Since the start of the conflict, I have written eight different editorials addressing loose weapons in Ukraine. This weapons dispersion happens for a few reasons. First, there is a history of weapons dispersion in Ukraine. According to the 2021 Global Organized Crime Index, Ukraine has one of the largest illegally trafficked arms markets in Europe, especially when it comes to small arms and ammunition. About 300,000 small arms and light weapons were reported lost or stolen between 2013 and 2015. Of these, only slightly more than 13 percent are recovered, while the vast majority remains in circulation on the black market.

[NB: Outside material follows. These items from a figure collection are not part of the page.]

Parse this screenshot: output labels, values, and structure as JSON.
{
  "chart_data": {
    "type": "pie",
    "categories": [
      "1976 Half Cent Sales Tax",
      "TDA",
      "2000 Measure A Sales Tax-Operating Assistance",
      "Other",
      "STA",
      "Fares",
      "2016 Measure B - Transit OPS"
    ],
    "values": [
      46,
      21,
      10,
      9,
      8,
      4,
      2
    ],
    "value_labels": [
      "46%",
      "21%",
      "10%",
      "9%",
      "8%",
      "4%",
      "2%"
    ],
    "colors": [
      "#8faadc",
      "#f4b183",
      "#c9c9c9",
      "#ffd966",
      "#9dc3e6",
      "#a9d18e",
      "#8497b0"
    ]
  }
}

All of this was already a problem before the conflict. The invasion exacerbated these issues as the country was flooded with a sudden influx of millions of arms and ammunition and an increasing number of civilians received military training and weapons. As Rep. Sara Jacobs (D‑CA) noted at a 2022 Cato policy forum on the risk of weapons trafficking in Ukraine, the United States does not “have the capacity to do the end‐use monitoring we were doing before” because monitoring changes when you begin to “arm an insurgency.”
This sort of weapons dispersion is not surprising, nor are its effects. Loose U.S. weapons threaten to entangle the United States in a conflict with another nuclear power by unintentionally increasing escalation against Russia, while also risking further destabilization within Ukraine if a disagreement breaks out between different armed groups or in any post‐conflict situation.
The world has seen weapons dispersion of U.S. arms cause similar damage twice over the last two years. First, in Afghanistan, where the Taliban have used U.S. weapons left behind to arm themselves and generate profits. Second, in Yemen, when U.S. weapons sales to Saudi Arabia turned the United States into an unwitting participant in the conflict.
Nonetheless, while the damage done in Afghanistan and Yemen is severe, they pale in comparison to what could happen in Ukraine. Dispersion in Ukraine risks great power war and destabilization in Eastern Europe. Regrettably, there is little that the United States can do now to prevent this from continuing to happen.